Image source: Getty Images
Passive income from action and shares sounds great, right? But so many Naysayer people had all the reasons why it would be just a dream of a pipe.
I can’t cover all their claims. But today I want to stand up to several popular ones.
Myth 1: it requires a lot of money
Some ideas for passive income can really cost a lot of money. Rental of real estate is common, but this means having enough cash for real estate or taking a gigantic mortgage. In fact, it may not even be true and I will come back to it.
The stock exchange is only for well -crowded investors, right? Well, no. I just conducted a quick online search. And I see ISA with shares and actions BellWe can invest only 25 GBP per month or make a one -off transfer of 250 GBP. This is not unusual and this is not a recommendation, it’s just the first I found.

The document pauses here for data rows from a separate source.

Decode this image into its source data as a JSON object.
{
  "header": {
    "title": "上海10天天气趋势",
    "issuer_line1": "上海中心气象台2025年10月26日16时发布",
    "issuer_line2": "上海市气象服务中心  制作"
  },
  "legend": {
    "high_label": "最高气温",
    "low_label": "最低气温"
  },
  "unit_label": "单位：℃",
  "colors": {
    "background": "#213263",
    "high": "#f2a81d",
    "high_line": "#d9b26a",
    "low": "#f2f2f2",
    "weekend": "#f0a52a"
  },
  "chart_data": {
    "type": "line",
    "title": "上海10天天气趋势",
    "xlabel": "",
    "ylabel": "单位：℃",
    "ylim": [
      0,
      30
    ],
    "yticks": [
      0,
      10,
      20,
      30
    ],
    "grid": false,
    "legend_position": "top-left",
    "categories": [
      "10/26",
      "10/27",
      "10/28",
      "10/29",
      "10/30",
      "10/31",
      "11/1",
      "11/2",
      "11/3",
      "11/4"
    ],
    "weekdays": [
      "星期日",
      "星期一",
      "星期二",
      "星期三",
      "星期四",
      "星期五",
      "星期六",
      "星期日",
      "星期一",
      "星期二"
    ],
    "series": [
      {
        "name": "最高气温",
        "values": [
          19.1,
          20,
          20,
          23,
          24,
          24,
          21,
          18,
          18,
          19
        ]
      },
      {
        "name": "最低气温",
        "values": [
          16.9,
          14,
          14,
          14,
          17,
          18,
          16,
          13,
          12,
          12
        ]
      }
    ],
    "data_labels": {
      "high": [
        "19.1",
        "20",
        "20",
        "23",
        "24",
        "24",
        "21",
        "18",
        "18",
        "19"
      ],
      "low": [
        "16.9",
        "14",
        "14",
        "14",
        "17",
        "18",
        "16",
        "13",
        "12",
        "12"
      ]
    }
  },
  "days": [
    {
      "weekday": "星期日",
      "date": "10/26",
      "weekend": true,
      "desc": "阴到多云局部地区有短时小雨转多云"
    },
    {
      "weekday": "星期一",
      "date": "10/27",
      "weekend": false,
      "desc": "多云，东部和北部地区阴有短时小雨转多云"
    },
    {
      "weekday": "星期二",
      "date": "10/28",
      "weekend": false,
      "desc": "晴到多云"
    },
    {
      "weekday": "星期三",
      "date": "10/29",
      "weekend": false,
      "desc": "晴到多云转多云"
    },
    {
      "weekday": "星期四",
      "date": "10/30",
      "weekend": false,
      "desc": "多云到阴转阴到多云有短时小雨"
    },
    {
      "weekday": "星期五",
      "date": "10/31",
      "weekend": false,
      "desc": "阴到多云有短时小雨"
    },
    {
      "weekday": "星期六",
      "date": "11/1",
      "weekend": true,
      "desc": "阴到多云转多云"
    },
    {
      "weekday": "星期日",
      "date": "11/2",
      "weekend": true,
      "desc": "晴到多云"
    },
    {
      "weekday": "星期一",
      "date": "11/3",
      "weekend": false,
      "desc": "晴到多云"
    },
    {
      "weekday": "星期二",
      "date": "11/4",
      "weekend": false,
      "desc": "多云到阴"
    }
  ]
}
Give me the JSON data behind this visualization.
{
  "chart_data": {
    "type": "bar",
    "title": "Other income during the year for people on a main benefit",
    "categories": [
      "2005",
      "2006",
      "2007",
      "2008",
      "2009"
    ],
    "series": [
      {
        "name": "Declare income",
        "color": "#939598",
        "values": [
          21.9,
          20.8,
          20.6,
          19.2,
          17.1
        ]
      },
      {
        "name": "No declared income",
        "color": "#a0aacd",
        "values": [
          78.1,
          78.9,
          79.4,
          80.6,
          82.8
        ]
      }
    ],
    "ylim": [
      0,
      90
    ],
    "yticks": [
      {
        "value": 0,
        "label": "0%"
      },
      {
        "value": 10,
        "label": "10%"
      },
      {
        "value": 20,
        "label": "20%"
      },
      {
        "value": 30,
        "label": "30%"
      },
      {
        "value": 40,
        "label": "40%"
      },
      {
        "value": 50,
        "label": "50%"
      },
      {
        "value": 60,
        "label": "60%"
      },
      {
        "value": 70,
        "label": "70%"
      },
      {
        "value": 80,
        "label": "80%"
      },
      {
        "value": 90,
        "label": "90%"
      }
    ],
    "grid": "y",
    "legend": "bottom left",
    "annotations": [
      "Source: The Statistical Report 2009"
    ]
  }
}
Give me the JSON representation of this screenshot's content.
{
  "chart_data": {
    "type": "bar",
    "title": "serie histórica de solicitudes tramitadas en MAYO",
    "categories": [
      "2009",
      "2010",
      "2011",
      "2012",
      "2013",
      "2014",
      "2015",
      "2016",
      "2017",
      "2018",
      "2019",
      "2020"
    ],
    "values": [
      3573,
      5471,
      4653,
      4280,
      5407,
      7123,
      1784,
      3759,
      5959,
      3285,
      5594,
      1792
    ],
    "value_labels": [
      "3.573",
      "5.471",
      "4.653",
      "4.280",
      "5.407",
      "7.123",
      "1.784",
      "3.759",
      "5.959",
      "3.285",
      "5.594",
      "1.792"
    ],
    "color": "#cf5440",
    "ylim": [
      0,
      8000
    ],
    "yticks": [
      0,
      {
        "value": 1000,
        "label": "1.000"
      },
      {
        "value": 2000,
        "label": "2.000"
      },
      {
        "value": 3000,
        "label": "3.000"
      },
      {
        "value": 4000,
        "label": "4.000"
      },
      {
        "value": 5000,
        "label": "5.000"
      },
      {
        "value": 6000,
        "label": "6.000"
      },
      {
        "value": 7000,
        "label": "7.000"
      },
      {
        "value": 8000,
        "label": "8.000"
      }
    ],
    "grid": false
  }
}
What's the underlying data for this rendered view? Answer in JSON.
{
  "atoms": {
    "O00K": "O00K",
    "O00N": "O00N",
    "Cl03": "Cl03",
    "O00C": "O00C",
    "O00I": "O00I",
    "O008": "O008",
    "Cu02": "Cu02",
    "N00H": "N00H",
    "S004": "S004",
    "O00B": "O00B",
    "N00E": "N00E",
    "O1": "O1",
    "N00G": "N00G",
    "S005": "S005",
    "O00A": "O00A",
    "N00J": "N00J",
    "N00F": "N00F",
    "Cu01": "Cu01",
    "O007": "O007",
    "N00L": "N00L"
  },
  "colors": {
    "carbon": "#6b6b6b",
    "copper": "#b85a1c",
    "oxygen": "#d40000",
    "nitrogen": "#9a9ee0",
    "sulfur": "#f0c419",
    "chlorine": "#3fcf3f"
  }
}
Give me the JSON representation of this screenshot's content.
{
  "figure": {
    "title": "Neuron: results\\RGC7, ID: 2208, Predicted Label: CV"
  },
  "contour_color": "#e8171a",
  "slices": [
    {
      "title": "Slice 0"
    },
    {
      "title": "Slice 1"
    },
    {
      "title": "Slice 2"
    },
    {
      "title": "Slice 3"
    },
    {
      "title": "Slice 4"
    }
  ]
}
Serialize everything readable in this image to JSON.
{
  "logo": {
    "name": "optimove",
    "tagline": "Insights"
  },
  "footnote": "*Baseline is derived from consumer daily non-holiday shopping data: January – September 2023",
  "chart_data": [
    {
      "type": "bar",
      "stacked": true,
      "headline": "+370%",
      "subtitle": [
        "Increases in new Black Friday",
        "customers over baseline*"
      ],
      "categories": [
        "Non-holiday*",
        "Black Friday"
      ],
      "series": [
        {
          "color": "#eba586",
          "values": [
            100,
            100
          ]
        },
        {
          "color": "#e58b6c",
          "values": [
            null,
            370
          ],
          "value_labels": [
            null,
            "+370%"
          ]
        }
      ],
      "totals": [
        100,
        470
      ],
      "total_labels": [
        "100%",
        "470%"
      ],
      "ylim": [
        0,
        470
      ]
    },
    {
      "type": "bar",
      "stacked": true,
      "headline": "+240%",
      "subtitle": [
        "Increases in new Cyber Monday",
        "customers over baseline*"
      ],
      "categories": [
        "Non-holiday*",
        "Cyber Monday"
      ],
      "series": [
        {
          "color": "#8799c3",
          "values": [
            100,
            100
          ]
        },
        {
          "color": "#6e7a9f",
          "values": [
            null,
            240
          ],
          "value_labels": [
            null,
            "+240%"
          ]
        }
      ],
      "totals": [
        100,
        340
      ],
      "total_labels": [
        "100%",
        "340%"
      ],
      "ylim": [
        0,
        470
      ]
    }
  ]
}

Other ISA platforms are similar. In addition to the fact that they cost very little, they are straightforward to open. The more we can invest, the better. But we can really start with modest amounts of money.
Myth 2: it’s very risky
The thought of putting our money into a company that breaks is terrifying. This can happen, but we can significantly reduce the risk.
All we have to do is consider shares on the stock exchange, such as Ishares Core FTSE 100 UCITS ETF (LSE: ISF).
But don’t be afraid, the name is more complicated than the thing itself. It is only a rotational fund (this is what the bit of ETF means) and the cash onto the cash on FTSE 100.
Over the past five years, the price of Tracker shares has increased by 51%. This is a shade below 53%, which was managed by Foota. And when we consider the modest fees of the fund, this is almost a blow.
Over the past 20 years, FTSE 100 has returned an average of 6.9% per year. If this is continued, I think investors should expect something similar from following Ishares. And this, submitted for several decades, can ensure a nice passive income.
Of course, the tracking fund shares the general market risk. And we can lose money on it when the market falls. But diversification should mean a much lower risk than on individual stocks.
MIT 3: It requires talent
Investing on the stock exchange for a long time. We must understand all kinds of great words and make complicated financial amounts to have a clue, right? Well, this myth was also broken up. I think it is quite clear that investing in a uncomplicated tracking fund does not require egg brains.
Considering the investment fund, which disseminate cash using specific strategies, is a common next move. Do you want income from British dividend actions? Look for one that does it. No genius is required. Oh, do you remember this thing in real estate income? There are also investment funds that do this.
And there is a bonus – the more we expand our investment horizons, the smarter, as we can deal with.